April 19, 2008, at 11:08 am
Julia, we can argue how many of each age was involved, but don’t get confused by excuses. Some were pedophiles, some just molesters and rapists. A pubescent teen is not a “child”. However, a teenager also isn’t an adult. The power imbalance remains, and U.S. law, if not the Church, still calls an adult male who has sex with a teenage boy a criminal. Anecdotes about such incidents pepper history, but only the modern era is willing to believe children.
I live in the Davenport Diocese, where one of the worst offenders managed to move about from parish to parish for decades. I know the stories of these “parties”. The boys involved were not there having fun. They were coerced, lied to, threatened, and also confused about God and their sexuality, as is anyone involved in an act that feels both good and wrong with someone who speaks for God.
The Diocese is paying for its coverup.
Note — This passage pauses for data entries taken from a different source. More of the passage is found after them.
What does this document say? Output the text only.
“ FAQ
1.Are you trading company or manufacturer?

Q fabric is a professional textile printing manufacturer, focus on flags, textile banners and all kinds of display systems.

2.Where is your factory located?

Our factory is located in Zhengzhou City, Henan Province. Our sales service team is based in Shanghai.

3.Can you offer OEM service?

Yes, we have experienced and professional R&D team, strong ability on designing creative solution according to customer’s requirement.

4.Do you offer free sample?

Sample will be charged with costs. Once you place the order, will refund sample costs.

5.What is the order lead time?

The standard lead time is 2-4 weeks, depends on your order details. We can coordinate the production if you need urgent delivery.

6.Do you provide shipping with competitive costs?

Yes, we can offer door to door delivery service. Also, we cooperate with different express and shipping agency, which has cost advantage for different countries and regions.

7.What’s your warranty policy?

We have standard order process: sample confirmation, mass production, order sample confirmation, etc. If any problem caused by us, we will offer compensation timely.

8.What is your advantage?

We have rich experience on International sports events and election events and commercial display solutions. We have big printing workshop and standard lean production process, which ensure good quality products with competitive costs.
They just went into bankruptcy. They sold a building, used up their insurance, and are now assessing local parishes to cover the other 3 million they couldn’t. If those churches can’t come up with it, it will come from the other parishes.
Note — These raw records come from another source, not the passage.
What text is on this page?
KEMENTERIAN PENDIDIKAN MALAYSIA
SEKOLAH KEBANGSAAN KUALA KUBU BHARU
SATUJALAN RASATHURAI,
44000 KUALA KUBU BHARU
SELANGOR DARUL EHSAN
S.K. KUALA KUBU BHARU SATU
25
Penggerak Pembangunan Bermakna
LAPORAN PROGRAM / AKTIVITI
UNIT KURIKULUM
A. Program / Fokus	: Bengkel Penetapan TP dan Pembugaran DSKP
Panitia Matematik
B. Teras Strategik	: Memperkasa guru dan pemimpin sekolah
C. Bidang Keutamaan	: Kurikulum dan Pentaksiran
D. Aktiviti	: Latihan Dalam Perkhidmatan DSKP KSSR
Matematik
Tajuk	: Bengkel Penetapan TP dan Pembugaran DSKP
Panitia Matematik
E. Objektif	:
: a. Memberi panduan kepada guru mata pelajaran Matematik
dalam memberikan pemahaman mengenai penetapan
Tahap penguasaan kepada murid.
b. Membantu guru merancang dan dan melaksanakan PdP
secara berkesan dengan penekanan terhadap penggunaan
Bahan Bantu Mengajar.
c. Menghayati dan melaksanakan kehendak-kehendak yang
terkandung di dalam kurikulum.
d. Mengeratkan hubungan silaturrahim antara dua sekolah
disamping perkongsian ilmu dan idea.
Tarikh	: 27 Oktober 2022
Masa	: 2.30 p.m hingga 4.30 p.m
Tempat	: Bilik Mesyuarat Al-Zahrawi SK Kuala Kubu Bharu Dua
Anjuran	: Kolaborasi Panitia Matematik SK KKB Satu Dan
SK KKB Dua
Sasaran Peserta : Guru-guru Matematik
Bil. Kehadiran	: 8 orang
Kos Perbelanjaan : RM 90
By the way, the Diocese is assessing the parishes where the worst offenses happened. Their screwy logic is that those parishes would want to help the victims the most. Of course it looks to me like the Diocese is really just getting even, since that means those parishes are getting screwed twice.
FWKen is right. The worst sin here are the bishops, and I don’t really think I really heard an apology from the Pope on that score. Not that his apology for the priests was real, either. Bill Maher’s apology was better and more accurate.
April 19, 2008, at 12:43 pm
[…] Here’s what I mean, a few quotes from the Washington post via Get Religion: […]
April 19, 2008, at 6:47 pm
Many bishops did not just coverup the scandals. They ENABLED them by their actions, secrecy and overwhelming need to protect the organization at virtually all costs.
Until those bishops are punished by removing them from any functions as bishop, all of B16’s words will be window dressing that falls short of true concern and shame.
The bad old boys’ club has to suffer for it’s role in this mess, not just the offending priests (and not a few bishops as well.)